旗色が悪いのか、XANXUSさんが視線を逸らす。珍しい、まともに会話してるよ!昔は誰にでもカスだクソだと言っていたのに。

「…ツナ、お前わざとか?」

「ん?聞いてないよ。安心して!」

「聞け、お前の親戚のマフィアのドンが代替わりしようとしていてな、それに気付いた敵対ファミリーと内部分裂した同盟ファミリーが襲撃してきてるんだぞ。それをこの従兄弟馬鹿が…。」

「ひぃぃぃぃ…何不穏な単語並べてんだ!オレは聞いてない!聞こえてないからな!?」

「綱吉を脅すな。…ヴァリアーとジジイの守護者で粗方は収束してきた。てめぇの仕事が遅いから迎えに来ただけだ。」

庇ってくれてるのか、巻き込もうとしているのか不明だ。っていうか、オレどの道イタリア行き決定?

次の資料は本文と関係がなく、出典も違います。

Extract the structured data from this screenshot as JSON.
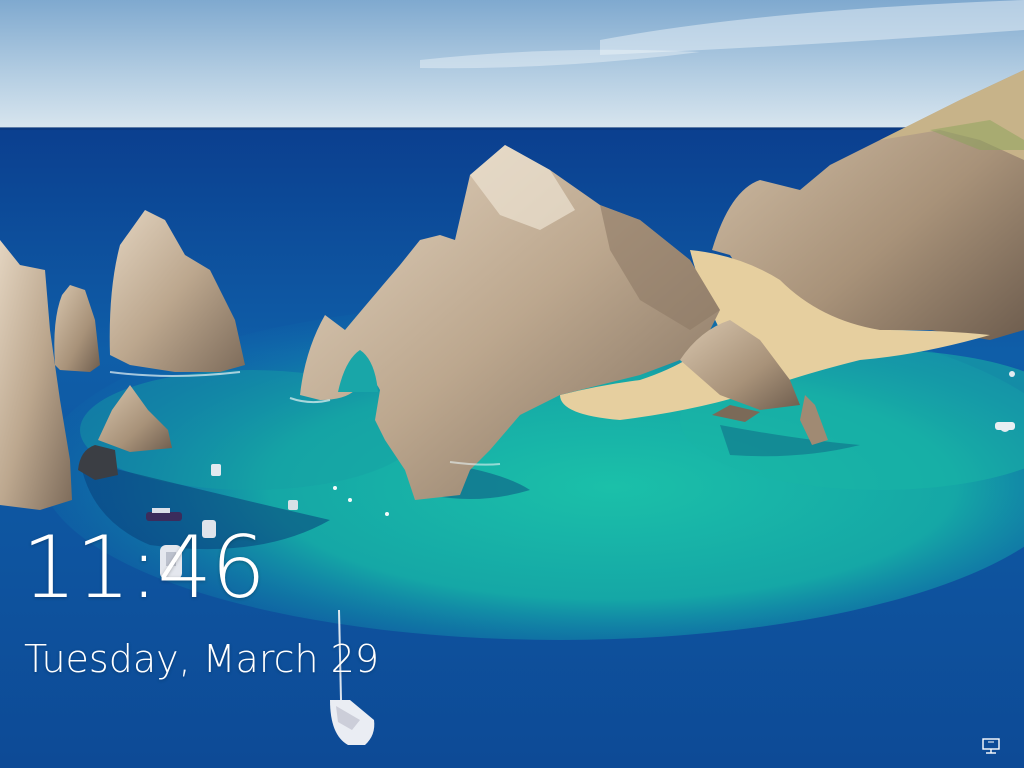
{
  "lock_screen": {
    "time": "11:46",
    "date": "Tuesday, March 29"
  },
  "status": {
    "network_icon": "network-ethernet-icon"
  },
  "colors": {
    "sky_top": "#8ab4d6",
    "sea_deep": "#0b4f9e",
    "sea_turquoise": "#19b3a4",
    "rock": "#c9b7a0",
    "sand": "#e8d2a6",
    "text": "#ffffff"
  }
}
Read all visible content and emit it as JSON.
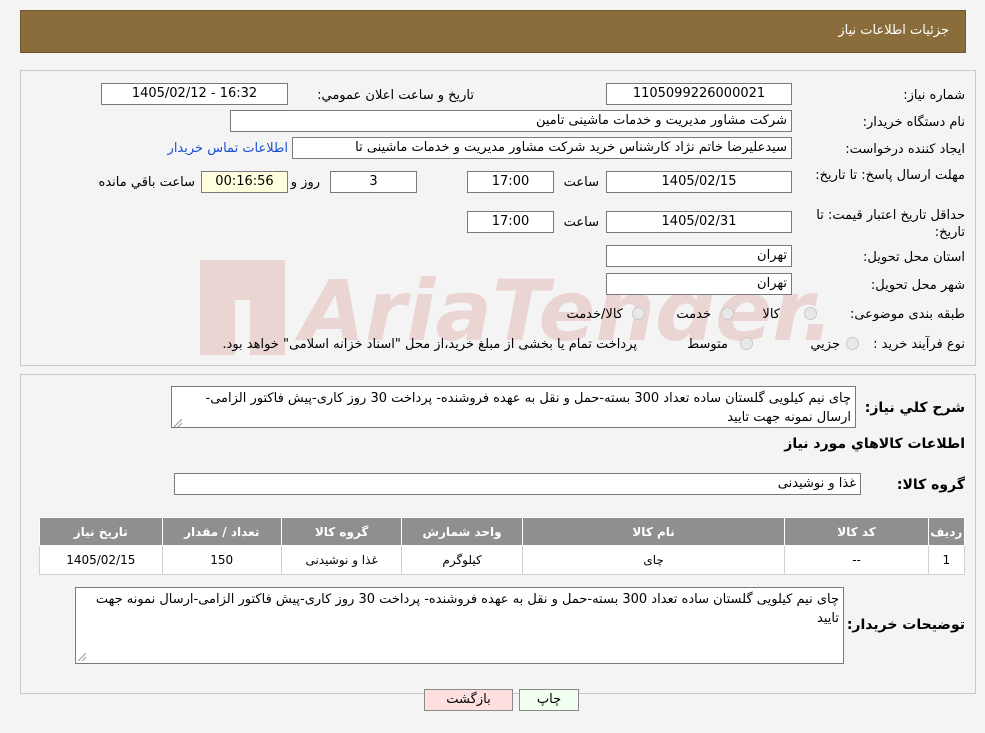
{
  "header": {
    "title": "جزئیات اطلاعات نیاز"
  },
  "watermark": {
    "text": "AriaTender.neT",
    "color": "#c0392b"
  },
  "form": {
    "need_number_label": "شماره نياز:",
    "need_number": "1105099226000021",
    "announce_label": "تاريخ و ساعت اعلان عمومي:",
    "announce_value": "1405/02/12 - 16:32",
    "buyer_org_label": "نام دستگاه خريدار:",
    "buyer_org": "شرکت مشاور مدیریت و خدمات ماشینی تامین",
    "creator_label": "ايجاد کننده درخواست:",
    "creator": "سیدعلیرضا خاتم نژاد کارشناس خرید شرکت مشاور مدیریت و خدمات ماشینی تا",
    "contact_link": "اطلاعات تماس خريدار",
    "deadline_label": "مهلت ارسال پاسخ: تا تاريخ:",
    "deadline_date": "1405/02/15",
    "time_label": "ساعت",
    "deadline_time": "17:00",
    "days_value": "3",
    "days_label": "روز و",
    "remaining_value": "00:16:56",
    "remaining_label": "ساعت باقي مانده",
    "validity_label": "حداقل تاريخ اعتبار قيمت: تا تاريخ:",
    "validity_date": "1405/02/31",
    "validity_time": "17:00",
    "province_label": "استان محل تحويل:",
    "province": "تهران",
    "city_label": "شهر محل تحويل:",
    "city": "تهران",
    "category_label": "طبقه بندی موضوعی:",
    "category_options": [
      "کالا",
      "خدمت",
      "کالا/خدمت"
    ],
    "process_label": "نوع فرآيند خريد :",
    "process_options": [
      "جزيي",
      "متوسط"
    ],
    "process_note": "پرداخت تمام يا بخشی از مبلغ خريد،از محل \"اسناد خزانه اسلامی\" خواهد بود."
  },
  "summary": {
    "label": "شرح کلي نياز:",
    "text": "چای نیم کیلویی گلستان ساده تعداد 300 بسته-حمل و نقل به عهده فروشنده- پرداخت 30 روز کاری-پیش فاکتور الزامی-ارسال نمونه جهت تایید",
    "goods_info_title": "اطلاعات کالاهاي مورد نياز",
    "goods_group_label": "گروه کالا:",
    "goods_group": "غذا و نوشیدنی"
  },
  "table": {
    "headers": [
      "رديف",
      "کد کالا",
      "نام کالا",
      "واحد شمارش",
      "گروه کالا",
      "تعداد / مقدار",
      "تاريخ نياز"
    ],
    "rows": [
      [
        "1",
        "--",
        "چای",
        "کیلوگرم",
        "غذا و نوشیدنی",
        "150",
        "1405/02/15"
      ]
    ]
  },
  "buyer_notes": {
    "label": "توضيحات خريدار:",
    "text": "چای نیم کیلویی گلستان ساده تعداد 300 بسته-حمل و نقل به عهده فروشنده- پرداخت 30 روز کاری-پیش فاکتور الزامی-ارسال نمونه جهت تایید"
  },
  "buttons": {
    "print": "چاپ",
    "back": "بازگشت"
  }
}
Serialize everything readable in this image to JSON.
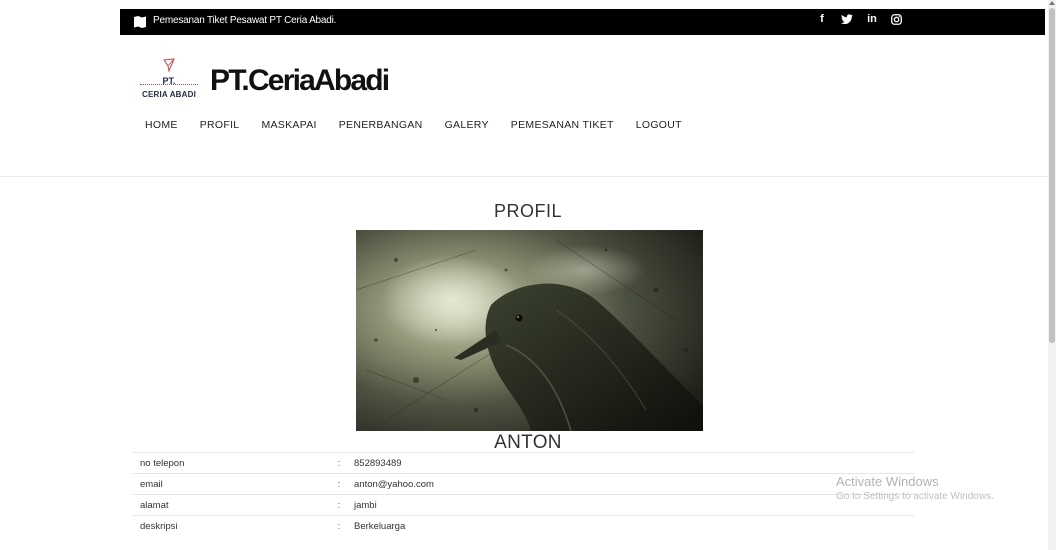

「やっとそこに辿りついたの?遅すぎるよ、ツナヨシ。」

背中の子泣きジジイがいやな一言をくれたよ。お前もオレを呼びに来たんだもんな。
ぷうと頬を膨らませていると、後ろからマーモンが頬を寄せてきた。
あっちじゃ挨拶だし、子供だし、いいか…と好きにさせていると他二人の厳しい視線。

「てめー忘れたのか?オレたちはナリはガキだが中身はそうとも限らないんだぞ。」

…速やかにマーモンを剥がした。あぶねぇ、マーモンは見た目も可愛いしリボーンみたいなドきつい冗談も言わないからついつい子供扱いしちゃうよ。

「ツナヨシ、気にしなくていいんだよ?あの二人よりボクは優しいよ。」

「「嘘つくんじゃねぇ!」」

ははははっ…ハモってるよ。ハモっちゃう程マーモンってあれなの?見た目は一番、目に優しいのにな。

「ツッ君〜ザン君〜ご飯よぅ!!あらっ!」

パタパタと足音をさせて入ってきた母は、ひと目見るなり目を輝かせた。

「もう!ツッ君たら、お友達来てるなら言ってくれなきゃ!いらっしゃい。よかったらご飯食べていってね?」

ツナそっくりの可愛い奈々は息子と違って細かいことにはつっこまないらしい。…玄関に靴ないだろ!とか小学生と友達ってどういうこと?とかはスルーしてくれた。母は偉大だ。

「はじめまして。リボーンだぞ、綺麗なツナのママン。」

「まぁ!はじめまして。お上手ね、リボーン君。」

「ボクはマーモンだよ。」

「はじめまして、マーモン君。好き嫌いはないかしら?」

「無いよ。ご馳走になるよ。」

「うふふっ。嬉しいわぁ!今日はいっぱい作ってあるからいっぱい食べてね?」

すっかり毒気の抜かれた4人は険悪なムードを霧散させていた。
最強ヒットマンと暗殺部隊隊長とその幻術士をここまで手の平に収めることができるのは世界広しといえど、奈々だけだろうとツナはしみじみ思った。

オレあの域に達したいな…なんて思っていたが、他の3人はそんなに違いはないと思っていた。
本当によく似た親子だ。家光に似なくてよかったな、なんて思われてもいたらしい。